NASA sees Super-typhoon Lekima ready to make the curve

Reports and Proceedings

NASA/Goddard Space Flight Center

Terra Sees Lekima

image: NASA's Terra satellite image on Oct. 23 at 00:25 clearly showed Lekima's 20 nautical mile/23 mile/37 km-wide-eye with bands of thunderstorms wrapping tightly into the center of circulation. view more 

Credit: NASA Goddard MODIS Rapid Response Team

Super-typhoon Lekima is poised to "make the curve" in the northwestern Pacific Ocean today. The storm's track is expected to shift from a northwesterly direction, and curve to northeasterly direction because it has started encountering mid-latitude westerly winds and a trough. NASA's Terra satellite captured an image of Lekima just before it began its directional shift.
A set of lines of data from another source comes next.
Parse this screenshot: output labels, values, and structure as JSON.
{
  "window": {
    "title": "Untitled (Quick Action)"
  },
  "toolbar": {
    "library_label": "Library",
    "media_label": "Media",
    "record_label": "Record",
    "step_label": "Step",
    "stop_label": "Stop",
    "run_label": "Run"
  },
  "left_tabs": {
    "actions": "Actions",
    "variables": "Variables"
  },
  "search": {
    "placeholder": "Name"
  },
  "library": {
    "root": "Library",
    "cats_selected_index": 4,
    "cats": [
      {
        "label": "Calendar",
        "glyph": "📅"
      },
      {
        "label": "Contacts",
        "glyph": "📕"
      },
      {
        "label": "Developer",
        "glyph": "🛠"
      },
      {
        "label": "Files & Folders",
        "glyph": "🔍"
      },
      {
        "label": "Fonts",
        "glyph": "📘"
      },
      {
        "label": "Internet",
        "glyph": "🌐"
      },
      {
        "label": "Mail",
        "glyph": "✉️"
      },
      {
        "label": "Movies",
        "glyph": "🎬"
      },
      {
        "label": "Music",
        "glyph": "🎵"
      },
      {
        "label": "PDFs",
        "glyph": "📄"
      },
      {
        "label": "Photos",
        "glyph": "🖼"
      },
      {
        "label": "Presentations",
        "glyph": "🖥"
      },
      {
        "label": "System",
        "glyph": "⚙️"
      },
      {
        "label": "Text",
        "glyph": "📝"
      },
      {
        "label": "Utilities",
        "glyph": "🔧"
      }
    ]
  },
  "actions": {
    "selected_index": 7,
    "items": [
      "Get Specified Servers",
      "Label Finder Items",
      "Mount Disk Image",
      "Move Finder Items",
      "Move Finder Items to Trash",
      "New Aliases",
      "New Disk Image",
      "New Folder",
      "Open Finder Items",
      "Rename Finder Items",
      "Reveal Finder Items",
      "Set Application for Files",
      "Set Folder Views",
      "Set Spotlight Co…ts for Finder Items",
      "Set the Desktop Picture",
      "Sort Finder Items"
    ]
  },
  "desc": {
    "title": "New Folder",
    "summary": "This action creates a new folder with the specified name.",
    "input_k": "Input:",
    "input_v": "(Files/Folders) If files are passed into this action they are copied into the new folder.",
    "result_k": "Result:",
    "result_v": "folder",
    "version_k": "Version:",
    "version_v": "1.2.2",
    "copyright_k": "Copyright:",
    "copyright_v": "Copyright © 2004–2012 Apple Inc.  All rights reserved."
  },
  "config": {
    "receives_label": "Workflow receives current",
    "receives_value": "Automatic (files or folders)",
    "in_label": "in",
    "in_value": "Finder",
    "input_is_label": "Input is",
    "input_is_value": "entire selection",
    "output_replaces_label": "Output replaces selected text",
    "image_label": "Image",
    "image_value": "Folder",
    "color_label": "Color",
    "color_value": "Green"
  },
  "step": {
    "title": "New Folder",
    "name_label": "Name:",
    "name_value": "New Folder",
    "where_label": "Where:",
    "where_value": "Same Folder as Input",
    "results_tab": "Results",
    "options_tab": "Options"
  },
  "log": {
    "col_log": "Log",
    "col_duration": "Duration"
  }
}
The Moderate Resolution Imaging Spectroradiometer or MODIS instrument aboard NASA's Terra satellite captured a visible image of Super-typhoon Lekima in the Northwestern Pacific Ocean on Oct. 24 at 0105 UTC/Oct. 23 at 9:05 p.m. EDT as it ran into an elongated area of low pressure from the west, as well as mid-latitude westerlies and wind shear. Those factors started to elongate the system and change the storm's direction. The MODIS image showed a well- defined eye, about 25 nautical miles/28.7 miles/46.3 km wide and a thick eyewall of powerful thunderstorms around it.

On Oct. 24 at 11 a.m. EDT/1500 UTC, Super-typhoon Lekima's maximum sustained winds were near 130 knots/149 mph/240.8 kph. It was centered near 23.2 north and 145.4 east, about 274 nautical miles/315 miles/ 507 km east-southeast of Iwo To. Lekima was still traveling to the northwest at 14 knots/16.1 mph/25.9 kph toward the Japanese Island of Iwo To, but it is expected to curve and head toward the northeast in the next day.

Lekima is a powerful storm and is generating very rough seas. Wave heights are near 45 feet/13.7 meters, and those waves are propagating toward Iwo To.

Forecasters at the Joint Typhoon Warning Center noted that as Lekima moves northeast it will get embedded in the mid-latitude westerly winds. Cooler sea surface temperatures and increasing wind shear will weaken the storm, and it will become extra-tropical in a couple of days.